As robots like Jibo, designed for friendship with certain humans, appear in these stories, other humans (those whose already-precarious labour is soon to be displaced by further automation) are erased.  And then there’s the robot apocalypse, which according to tech reporter Dylan Love, “scientists are afraid to talk about” (Business Insider, July 18, 2014).  In a story that invites roboticists and other experts to comment on the prospective risks of a “post-singularity world” (the ‘singularity’ being that moment at which the capacities of artificially intelligent machines exceed those of the human), Love quotes Northwestern University law professor John O. McGinnis, who in his paper ‘Accelerating AI’ writes:

The greatest problem is that such artificial intelligence may be indifferent to human welfare. Thus, for instance, unless otherwise programmed, it could solve problems in ways that could lead to harm against humans. But indifference, rather than innate malevolence, is much more easily cured. Artificial intelligence can be programmed to weigh human values in its decision making. The key will be to assure such programming.

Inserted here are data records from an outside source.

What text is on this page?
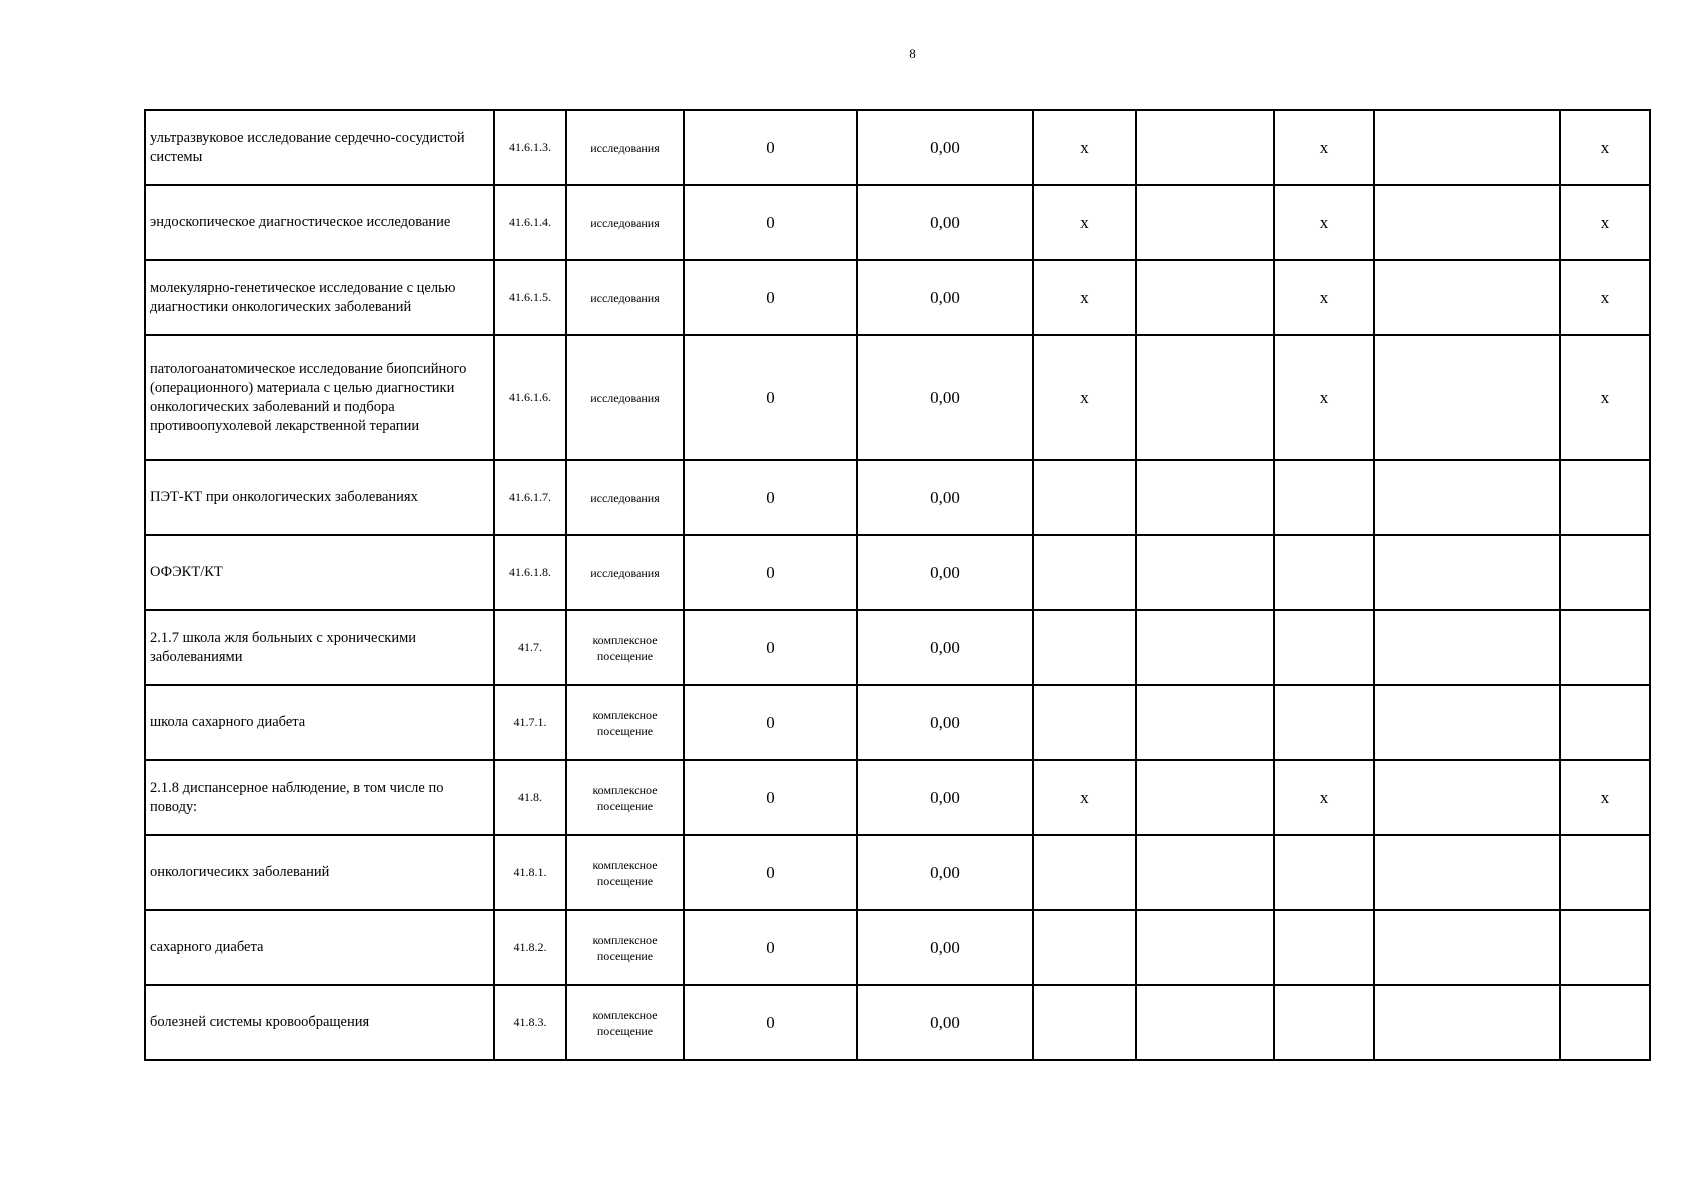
8
ультразвуковое исследование сердечно-сосудистой системы	41.6.1.3.	исследования	0	0,00	х		х		х
эндоскопическое диагностическое исследование	41.6.1.4.	исследования	0	0,00	х		х		х
молекулярно-генетическое исследование с целью диагностики онкологических заболеваний	41.6.1.5.	исследования	0	0,00	х		х		х
патологоанатомическое исследование биопсийного (операционного) материала с целью диагностики онкологических заболеваний и подбора противоопухолевой лекарственной терапии	41.6.1.6.	исследования	0	0,00	х		х		х
ПЭТ-КТ при онкологических заболеваниях	41.6.1.7.	исследования	0	0,00					
ОФЭКТ/КТ	41.6.1.8.	исследования	0	0,00					
2.1.7 школа жля больныих с хроническими заболеваниями	41.7.	комплексное посещение	0	0,00					
школа сахарного диабета	41.7.1.	комплексное посещение	0	0,00					
2.1.8 диспансерное наблюдение, в том числе по поводу:	41.8.	комплексное посещение	0	0,00	х		х		х
онкологичесикх заболеваний	41.8.1.	комплексное посещение	0	0,00					
сахарного диабета	41.8.2.	комплексное посещение	0	0,00					
болезней системы кровообращения	41.8.3.	комплексное посещение	0	0,00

In the context of these earlier stories, concerns about the possibility that future humanlike machines might be indifferent to human welfare can’t help but beg the question of contemporary humans’ seeming indifference to the welfare of other humans.  As long as representations of the human family like those of Jibo’s promotion continue to universalize the privileged forms of life that they depict, they effectively erase the unequal global divisions of labour and livelihood on which the production of ‘our things’ currently depends.  As long as news of Foxconn celebrates the company’s turn to environmentally friendly manufacturing while failing to acknowledge the desperate labour conditions that drive Foxconn workers first to take the dangerous, boring, and repetitive work on offer in the manufacture of Apple products, then drives many of them to suicide, and now threatens to render their lives more desperate with the loss of even those jobs, the problem of just what our shared ‘human values’ are remains.  And before we take seriously the question of what it would mean for our technology to treat us as human beings, we might ask what it would mean for us to treat other humans as human beings, including the commitments to social justice that would entail.

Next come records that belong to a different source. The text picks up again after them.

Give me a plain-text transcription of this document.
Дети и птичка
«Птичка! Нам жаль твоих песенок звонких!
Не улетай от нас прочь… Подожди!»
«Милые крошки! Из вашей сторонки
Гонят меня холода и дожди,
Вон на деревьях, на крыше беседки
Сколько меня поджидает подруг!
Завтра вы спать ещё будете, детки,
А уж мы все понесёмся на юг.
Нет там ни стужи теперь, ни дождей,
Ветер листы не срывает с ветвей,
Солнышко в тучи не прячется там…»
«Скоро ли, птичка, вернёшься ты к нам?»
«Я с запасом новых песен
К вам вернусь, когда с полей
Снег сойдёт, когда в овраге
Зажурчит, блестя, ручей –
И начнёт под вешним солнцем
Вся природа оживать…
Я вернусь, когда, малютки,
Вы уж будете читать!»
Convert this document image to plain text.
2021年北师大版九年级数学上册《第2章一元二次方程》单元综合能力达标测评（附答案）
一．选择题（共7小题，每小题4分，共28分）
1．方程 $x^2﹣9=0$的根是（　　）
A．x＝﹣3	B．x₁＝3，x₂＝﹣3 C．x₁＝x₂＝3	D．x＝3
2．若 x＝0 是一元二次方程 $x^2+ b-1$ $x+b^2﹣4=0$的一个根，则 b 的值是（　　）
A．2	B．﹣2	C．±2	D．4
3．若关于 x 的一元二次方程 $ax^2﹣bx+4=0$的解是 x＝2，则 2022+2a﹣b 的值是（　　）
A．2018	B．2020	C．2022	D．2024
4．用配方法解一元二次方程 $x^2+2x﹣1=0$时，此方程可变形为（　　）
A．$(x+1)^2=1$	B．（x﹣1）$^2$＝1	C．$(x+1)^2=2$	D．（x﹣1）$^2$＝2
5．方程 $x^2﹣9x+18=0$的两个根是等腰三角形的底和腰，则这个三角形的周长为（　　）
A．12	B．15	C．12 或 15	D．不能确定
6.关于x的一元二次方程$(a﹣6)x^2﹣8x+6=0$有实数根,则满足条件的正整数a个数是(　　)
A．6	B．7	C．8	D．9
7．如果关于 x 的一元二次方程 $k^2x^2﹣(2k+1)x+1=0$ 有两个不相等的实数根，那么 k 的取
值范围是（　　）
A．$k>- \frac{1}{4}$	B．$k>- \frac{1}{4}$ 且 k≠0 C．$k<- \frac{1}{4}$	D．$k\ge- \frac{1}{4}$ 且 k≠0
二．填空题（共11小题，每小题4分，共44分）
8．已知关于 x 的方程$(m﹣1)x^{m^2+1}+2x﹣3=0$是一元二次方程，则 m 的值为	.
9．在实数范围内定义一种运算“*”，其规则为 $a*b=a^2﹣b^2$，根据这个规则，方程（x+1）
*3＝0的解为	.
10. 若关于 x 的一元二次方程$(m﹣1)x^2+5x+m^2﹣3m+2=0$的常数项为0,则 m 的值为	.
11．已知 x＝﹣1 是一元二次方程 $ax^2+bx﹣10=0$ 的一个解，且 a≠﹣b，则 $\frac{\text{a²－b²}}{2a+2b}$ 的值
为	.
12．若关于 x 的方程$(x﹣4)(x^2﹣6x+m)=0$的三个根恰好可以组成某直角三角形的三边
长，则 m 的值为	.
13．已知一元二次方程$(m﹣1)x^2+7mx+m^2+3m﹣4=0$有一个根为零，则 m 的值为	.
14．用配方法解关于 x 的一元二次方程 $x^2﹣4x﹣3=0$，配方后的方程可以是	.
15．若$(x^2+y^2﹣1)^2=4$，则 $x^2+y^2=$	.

Postscript:  For a small bit of good news we might turn to one more story that appears this week. Reporter Martyn Williams writes today in PC World that since its purchase by Google, robot company Boston Dynamics funding from the US Defense Department has dropped from the $30 million/year range of the past several years, to just $1.1 million for 2014 (the latter for participation in DARPA’s robotics challenge).  Our relief might be mitigated by speculation that Google will focus its own robotics efforts on factory automation and ‘home help’, but this small movement away from militarism is a welcome one nonetheless.